William Henry Collings  (July 6, 1899 – March 7, 1961) was a Canadian politician, who represented Beaches in the Legislative Assembly of Ontario from 1951 to 1961 as a Progressive Conservative member.

Background
Collings was born in York County, Ontario to Thomas Collings and Elizabeth Ann Mortimore. He was one of the last members of the Orange Lodge to win political office, municipally or provincially. He had two sons and one daughter.

Politics

Municipal
Collings was elected as an Alderman representing Ward 8 on Toronto City Council in 1948. He was re-elected in 1949 but, in 1950, he was unsuccessful in an effort to secure a position on the Toronto Board of Control.

Provincial
He was elected in the general election in 1951 and was re-elected in the general elections in 1955 and 1959 but died in office halfway through his third term. During his first term in office, he served on variety of Standing Committees and he was elected Chair of two Select Committees - the Select Committee on Election Laws and the Select Committee on the Representation Act. He served as a member of more Standing Committees after the 1955 and 1959 elections, sitting on up to ten committees, simultaneously.
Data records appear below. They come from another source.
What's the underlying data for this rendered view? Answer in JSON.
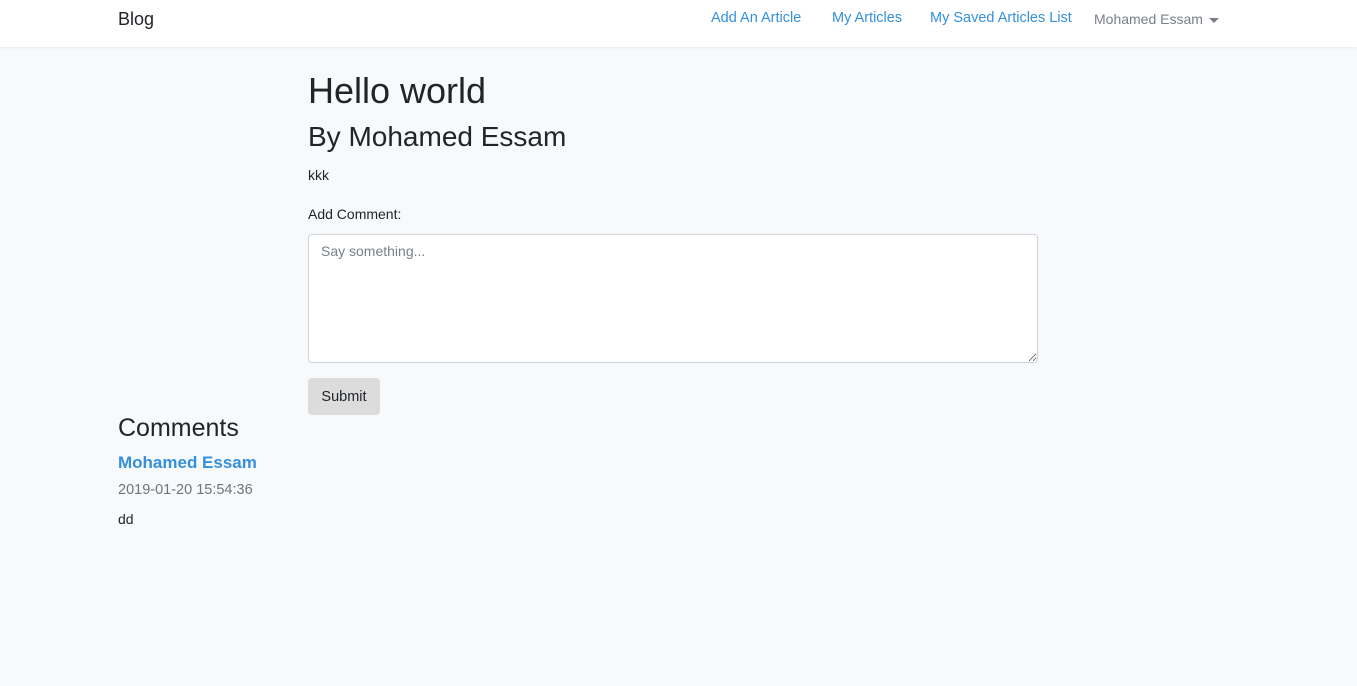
{
  "navbar": {
    "brand": "Blog",
    "links": [
      "Add An Article",
      "My Articles",
      "My Saved Articles List"
    ],
    "user_menu": "Mohamed Essam",
    "link_color": "#3490dc"
  },
  "article": {
    "title": "Hello world",
    "author": "By Mohamed Essam",
    "body": "kkk"
  },
  "comment_form": {
    "label": "Add Comment:",
    "placeholder": "Say something...",
    "value": "",
    "submit_label": "Submit"
  },
  "comments": {
    "heading": "Comments",
    "items": [
      {
        "author": "Mohamed Essam",
        "date": "2019-01-20 15:54:36",
        "text": "dd"
      }
    ]
  }
}
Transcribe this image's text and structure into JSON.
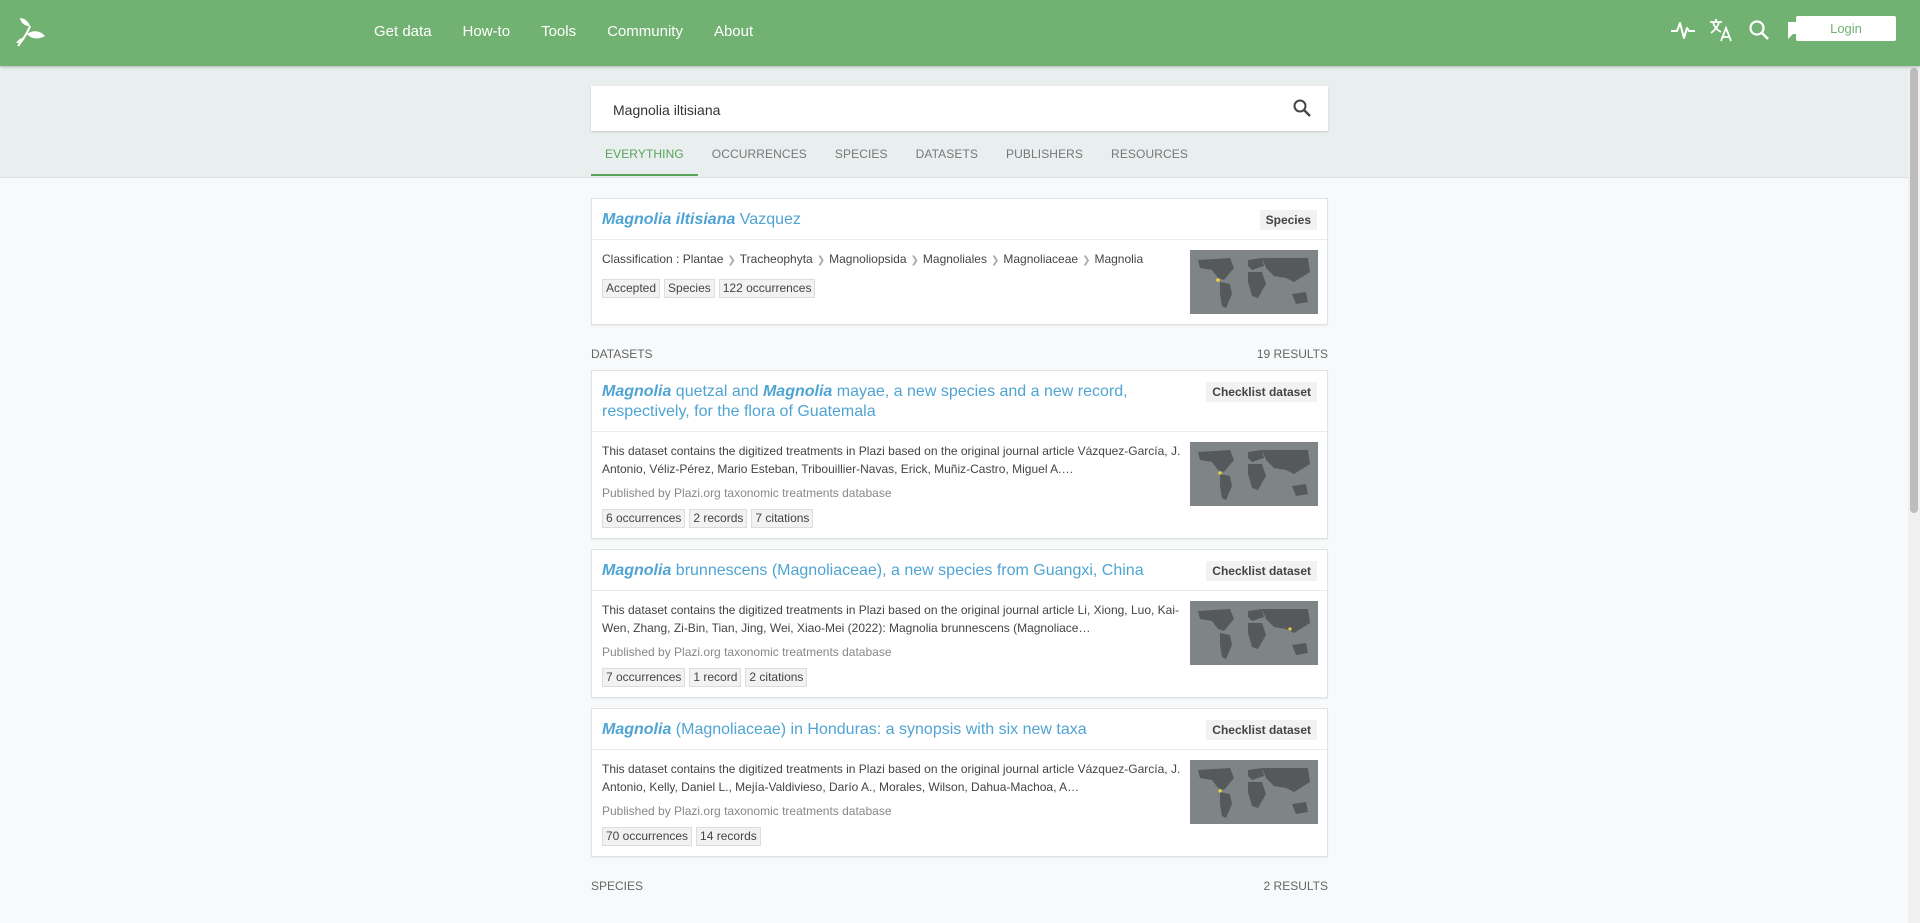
{
  "header": {
    "nav": [
      "Get data",
      "How-to",
      "Tools",
      "Community",
      "About"
    ],
    "icons": [
      "activity-icon",
      "translate-icon",
      "search-icon",
      "feedback-icon"
    ],
    "login_label": "Login"
  },
  "search": {
    "value": "Magnolia iltisiana",
    "tabs": [
      "EVERYTHING",
      "OCCURRENCES",
      "SPECIES",
      "DATASETS",
      "PUBLISHERS",
      "RESOURCES"
    ],
    "active_tab": "EVERYTHING"
  },
  "species_card": {
    "title_italic": "Magnolia iltisiana",
    "title_rest": " Vazquez",
    "badge": "Species",
    "classification_label": "Classification : ",
    "classification": [
      "Plantae",
      "Tracheophyta",
      "Magnoliopsida",
      "Magnoliales",
      "Magnoliaceae",
      "Magnolia"
    ],
    "tags": [
      "Accepted",
      "Species",
      "122 occurrences"
    ]
  },
  "datasets_section": {
    "label": "DATASETS",
    "count": "19 RESULTS",
    "items": [
      {
        "title_parts": [
          {
            "text": "Magnolia",
            "italic": true
          },
          {
            "text": " quetzal and ",
            "italic": false
          },
          {
            "text": "Magnolia",
            "italic": true
          },
          {
            "text": " mayae, a new species and a new record, respectively, for the flora of Guatemala",
            "italic": false
          }
        ],
        "badge": "Checklist dataset",
        "description": "This dataset contains the digitized treatments in Plazi based on the original journal article Vázquez-García, J. Antonio, Véliz-Pérez, Mario Esteban, Tribouillier-Navas, Erick, Muñiz-Castro, Miguel A.…",
        "publisher": "Published by Plazi.org taxonomic treatments database",
        "tags": [
          "6 occurrences",
          "2 records",
          "7 citations"
        ]
      },
      {
        "title_parts": [
          {
            "text": "Magnolia",
            "italic": true
          },
          {
            "text": " brunnescens (Magnoliaceae), a new species from Guangxi, China",
            "italic": false
          }
        ],
        "badge": "Checklist dataset",
        "description": "This dataset contains the digitized treatments in Plazi based on the original journal article Li, Xiong, Luo, Kai-Wen, Zhang, Zi-Bin, Tian, Jing, Wei, Xiao-Mei (2022): Magnolia brunnescens (Magnoliace…",
        "publisher": "Published by Plazi.org taxonomic treatments database",
        "tags": [
          "7 occurrences",
          "1 record",
          "2 citations"
        ]
      },
      {
        "title_parts": [
          {
            "text": "Magnolia",
            "italic": true
          },
          {
            "text": " (Magnoliaceae) in Honduras: a synopsis with six new taxa",
            "italic": false
          }
        ],
        "badge": "Checklist dataset",
        "description": "This dataset contains the digitized treatments in Plazi based on the original journal article Vázquez-García, J. Antonio, Kelly, Daniel L., Mejía-Valdivieso, Darío A., Morales, Wilson, Dahua-Machoa, A…",
        "publisher": "Published by Plazi.org taxonomic treatments database",
        "tags": [
          "70 occurrences",
          "14 records"
        ]
      }
    ]
  },
  "species_section": {
    "label": "SPECIES",
    "count": "2 RESULTS"
  },
  "colors": {
    "header_green": "#71b171",
    "link_blue": "#4fa4d3",
    "active_tab_green": "#5aa35a"
  }
}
In 1955, Collings was appointed as the Chief Commissioner of the Liquor Control Board of Ontario and served in that role until his death. He was credited with many of the steps taken to liberalize the advertising and promotion of alcoholic products in Ontario. He was credited by Premier John Robarts as being one of the principal authors of the legislation which created the City of Metropolitan Toronto in 1953.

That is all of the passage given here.